Kestelli, “Seçim atmosferine igirdiğimiz bu dönemde ekonomide dikkatli ama pozitif olmalıyız. Türk lirasının döviz kurları karşısındaki değer kaybı son dönemde önemli boyutlara ulaştı. Kurlardaki artışın yurtiçi ve yurtdışı kaynaklı nedenleri var. ABD merkez bankasının faizleri yükseltme yönündeki politikası, gelişmekte olan ülke paralarının değer kaybetmesine neden oluyor. Nitekim dolar kuru yılbaşından bu yana Arjantin pezosuna göre yüzde 32, Brezilya realine göre yüzde 10, Rus rublesine göre ise yüzde 7 değer kazandı. Aynı dönemde Türk Lirası ise yüzde 24 ile gelişmekte olan ülkeler arasında en çok değer kaybeden ikinci para birimi oldu. Seçim kararının alınmasının ardından liradaki kayıp hızlandı. 23 Mayıs tarihinde, tarihi zirve olan 4,92 seviyelerini gördü. Bu gelişme üzerine piyasalarda müdahale için geç kalındığı yönündeki görüşlerin ardından merkez bankası piyasaya müdahale etmeye başladı. Önce faiz oranlarında 3 puanlık bir artış yapıldı. Ardından döviz satım pozisyon tutarını 6,15 milyar dolardan 8 milyar dolara çıkardı. Eş zamanlı olarak reeskont kredilerinde kuru 4,20 TL’de sabitledi ve TL ödeme olanağı sundu. Son olarak da dün, önemli bir sadeleştirmeye gidildi ve merkez bankası politika faizinin, bir haftalık repo faizi ile sabitlenmesi kararı alındı. Bu gelişmelerin ardından bir miktar iyileşme olsa da liranın dolar kuru karşısında değer kaybı Mayıs ayında çift haneye ulaştı. Bu yükseliş ile Türk lirası son iki yılda her yıl ortalama yüzde 30 civarında değer kaybetti. Önümüzdeki süreçte kur artışının etkisini hemen her alanda hissediyor olacağız. Çünkü maliyetler üzerinde kur geçişkenliğinin önemli bir etkisi var. Özellikle döviz yükümlülükleri bakımından pozisyon açığı olan firmalarımızın süreçten olumsuz etkilenme ihtimali yüksek” dedi. Birlik ve beraberlikle daha iyiye ulaşma hedefi gerçekleşecek vurgusu yaptı.

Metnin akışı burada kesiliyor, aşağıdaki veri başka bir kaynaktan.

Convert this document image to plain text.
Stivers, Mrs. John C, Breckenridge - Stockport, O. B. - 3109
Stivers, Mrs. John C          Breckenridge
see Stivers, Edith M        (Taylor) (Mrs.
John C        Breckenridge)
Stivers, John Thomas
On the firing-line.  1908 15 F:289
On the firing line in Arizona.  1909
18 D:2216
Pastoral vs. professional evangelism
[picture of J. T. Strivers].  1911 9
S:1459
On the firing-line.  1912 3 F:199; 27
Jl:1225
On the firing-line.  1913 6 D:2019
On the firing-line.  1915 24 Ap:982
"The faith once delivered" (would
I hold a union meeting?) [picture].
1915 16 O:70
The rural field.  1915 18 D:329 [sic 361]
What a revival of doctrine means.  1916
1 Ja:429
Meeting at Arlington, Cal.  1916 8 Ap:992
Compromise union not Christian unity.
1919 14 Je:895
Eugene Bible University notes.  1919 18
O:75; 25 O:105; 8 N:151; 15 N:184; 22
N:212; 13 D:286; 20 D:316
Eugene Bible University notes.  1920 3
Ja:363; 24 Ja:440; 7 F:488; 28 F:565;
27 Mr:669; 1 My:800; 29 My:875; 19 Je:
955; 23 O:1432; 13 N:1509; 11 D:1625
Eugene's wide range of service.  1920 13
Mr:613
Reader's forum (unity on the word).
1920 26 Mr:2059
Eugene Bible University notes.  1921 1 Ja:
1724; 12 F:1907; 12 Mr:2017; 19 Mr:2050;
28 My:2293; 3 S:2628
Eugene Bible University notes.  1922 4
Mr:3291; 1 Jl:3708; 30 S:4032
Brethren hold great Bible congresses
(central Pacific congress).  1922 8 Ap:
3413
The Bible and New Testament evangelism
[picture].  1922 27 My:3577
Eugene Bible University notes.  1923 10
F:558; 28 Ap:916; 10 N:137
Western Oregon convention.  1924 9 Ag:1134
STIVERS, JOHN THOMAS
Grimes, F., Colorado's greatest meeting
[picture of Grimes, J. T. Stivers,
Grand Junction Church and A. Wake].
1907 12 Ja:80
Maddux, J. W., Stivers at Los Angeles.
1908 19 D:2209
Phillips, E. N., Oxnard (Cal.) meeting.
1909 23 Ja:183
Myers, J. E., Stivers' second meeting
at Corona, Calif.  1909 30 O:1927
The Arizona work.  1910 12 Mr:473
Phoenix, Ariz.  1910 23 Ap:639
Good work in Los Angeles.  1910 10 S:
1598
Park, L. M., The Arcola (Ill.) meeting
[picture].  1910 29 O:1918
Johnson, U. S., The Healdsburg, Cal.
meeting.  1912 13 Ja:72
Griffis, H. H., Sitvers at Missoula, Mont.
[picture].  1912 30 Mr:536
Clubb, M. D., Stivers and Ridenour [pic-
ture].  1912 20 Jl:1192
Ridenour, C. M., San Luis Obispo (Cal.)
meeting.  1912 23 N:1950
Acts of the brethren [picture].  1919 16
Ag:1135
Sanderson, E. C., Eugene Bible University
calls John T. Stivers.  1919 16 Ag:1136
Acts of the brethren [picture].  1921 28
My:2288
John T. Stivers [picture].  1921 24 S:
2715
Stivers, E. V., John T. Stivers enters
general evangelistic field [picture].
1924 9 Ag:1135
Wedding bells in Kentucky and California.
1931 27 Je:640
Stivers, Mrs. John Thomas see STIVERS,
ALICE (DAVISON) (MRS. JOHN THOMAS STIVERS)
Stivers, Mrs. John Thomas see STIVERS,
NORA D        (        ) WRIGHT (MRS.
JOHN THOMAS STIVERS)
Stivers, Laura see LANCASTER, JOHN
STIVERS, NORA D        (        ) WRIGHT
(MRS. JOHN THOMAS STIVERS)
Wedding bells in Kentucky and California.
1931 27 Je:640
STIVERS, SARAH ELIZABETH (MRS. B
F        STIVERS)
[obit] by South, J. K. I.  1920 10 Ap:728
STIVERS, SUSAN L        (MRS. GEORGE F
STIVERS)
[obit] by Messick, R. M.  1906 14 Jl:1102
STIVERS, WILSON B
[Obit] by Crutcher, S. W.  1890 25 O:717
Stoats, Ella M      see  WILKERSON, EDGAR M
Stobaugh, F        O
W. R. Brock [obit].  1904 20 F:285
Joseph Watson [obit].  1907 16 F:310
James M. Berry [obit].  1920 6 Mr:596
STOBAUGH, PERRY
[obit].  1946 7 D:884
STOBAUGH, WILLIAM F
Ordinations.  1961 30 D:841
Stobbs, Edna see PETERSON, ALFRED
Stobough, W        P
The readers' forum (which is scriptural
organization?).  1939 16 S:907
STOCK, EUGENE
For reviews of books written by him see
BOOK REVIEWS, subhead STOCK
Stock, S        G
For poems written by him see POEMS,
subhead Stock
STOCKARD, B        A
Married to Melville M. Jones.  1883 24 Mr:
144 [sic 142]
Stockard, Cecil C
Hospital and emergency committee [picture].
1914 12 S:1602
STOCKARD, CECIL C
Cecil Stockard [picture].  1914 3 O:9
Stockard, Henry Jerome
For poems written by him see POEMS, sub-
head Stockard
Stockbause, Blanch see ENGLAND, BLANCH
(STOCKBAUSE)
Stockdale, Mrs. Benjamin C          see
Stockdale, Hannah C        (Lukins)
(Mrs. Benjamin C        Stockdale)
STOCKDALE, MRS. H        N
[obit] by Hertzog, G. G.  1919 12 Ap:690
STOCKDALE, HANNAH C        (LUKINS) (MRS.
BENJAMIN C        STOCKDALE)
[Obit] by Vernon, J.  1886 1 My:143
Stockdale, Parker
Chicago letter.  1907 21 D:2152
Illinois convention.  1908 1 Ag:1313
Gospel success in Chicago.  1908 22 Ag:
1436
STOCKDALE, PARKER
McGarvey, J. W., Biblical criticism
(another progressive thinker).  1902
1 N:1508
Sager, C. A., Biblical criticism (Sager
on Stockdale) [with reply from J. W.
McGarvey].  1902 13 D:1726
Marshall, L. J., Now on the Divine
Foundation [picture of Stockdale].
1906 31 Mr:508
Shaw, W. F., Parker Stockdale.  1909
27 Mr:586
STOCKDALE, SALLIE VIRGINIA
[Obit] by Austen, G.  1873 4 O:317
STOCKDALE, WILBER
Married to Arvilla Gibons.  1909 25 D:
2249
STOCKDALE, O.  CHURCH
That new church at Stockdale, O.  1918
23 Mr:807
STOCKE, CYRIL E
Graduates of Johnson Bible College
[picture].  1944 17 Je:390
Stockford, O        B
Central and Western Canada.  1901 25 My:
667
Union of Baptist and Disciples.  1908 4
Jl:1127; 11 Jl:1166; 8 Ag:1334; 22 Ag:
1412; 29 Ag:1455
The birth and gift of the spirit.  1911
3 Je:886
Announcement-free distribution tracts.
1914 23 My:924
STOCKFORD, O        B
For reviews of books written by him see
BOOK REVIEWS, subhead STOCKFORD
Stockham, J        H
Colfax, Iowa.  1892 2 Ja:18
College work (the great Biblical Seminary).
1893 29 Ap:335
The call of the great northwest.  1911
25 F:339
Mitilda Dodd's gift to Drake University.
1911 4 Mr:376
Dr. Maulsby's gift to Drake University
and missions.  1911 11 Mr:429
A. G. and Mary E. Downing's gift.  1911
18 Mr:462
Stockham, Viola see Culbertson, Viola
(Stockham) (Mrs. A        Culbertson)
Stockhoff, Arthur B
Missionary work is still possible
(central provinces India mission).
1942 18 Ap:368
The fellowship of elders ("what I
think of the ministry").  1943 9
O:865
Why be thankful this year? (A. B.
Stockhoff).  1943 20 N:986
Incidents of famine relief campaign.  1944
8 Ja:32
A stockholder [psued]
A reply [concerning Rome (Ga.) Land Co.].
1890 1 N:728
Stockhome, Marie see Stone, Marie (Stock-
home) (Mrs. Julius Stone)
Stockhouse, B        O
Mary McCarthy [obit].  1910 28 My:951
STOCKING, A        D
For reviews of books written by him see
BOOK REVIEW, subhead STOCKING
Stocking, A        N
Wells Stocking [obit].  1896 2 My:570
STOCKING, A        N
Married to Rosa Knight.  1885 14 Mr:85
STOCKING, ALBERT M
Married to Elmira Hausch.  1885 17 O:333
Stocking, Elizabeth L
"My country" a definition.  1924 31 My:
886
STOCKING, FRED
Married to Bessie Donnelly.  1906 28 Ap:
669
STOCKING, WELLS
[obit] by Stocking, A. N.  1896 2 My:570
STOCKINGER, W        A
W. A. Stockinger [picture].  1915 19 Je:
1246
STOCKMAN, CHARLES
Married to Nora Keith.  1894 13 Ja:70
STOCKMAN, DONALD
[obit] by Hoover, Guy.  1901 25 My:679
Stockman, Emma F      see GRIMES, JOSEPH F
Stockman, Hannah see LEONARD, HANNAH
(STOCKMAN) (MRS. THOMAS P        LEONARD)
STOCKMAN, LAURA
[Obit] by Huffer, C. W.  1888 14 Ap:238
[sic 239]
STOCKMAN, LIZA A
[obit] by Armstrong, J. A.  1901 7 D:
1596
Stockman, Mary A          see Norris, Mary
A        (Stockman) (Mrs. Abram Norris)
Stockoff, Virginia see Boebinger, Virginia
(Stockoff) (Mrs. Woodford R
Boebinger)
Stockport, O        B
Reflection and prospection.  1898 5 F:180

Kestelli, “Kurdaki yükseliş ithal ettiğimiz ürünler nedeniyle şüphesiz enflasyonun da artmasına neden olacak. Üstelik enflasyonun en önemli tetikleyicilerinden olan petrol fiyatları da son bir yılda yüzde 49 oranında artış gösterdi. Bildiğiniz gibi LPG ve petrol bazlı ürünlerde meydana gelecek fiyat artış miktarı kadar ÖTV indirimi yapılarak, fiyat artışının vatandaşa yansıtılmaması kararı alındı.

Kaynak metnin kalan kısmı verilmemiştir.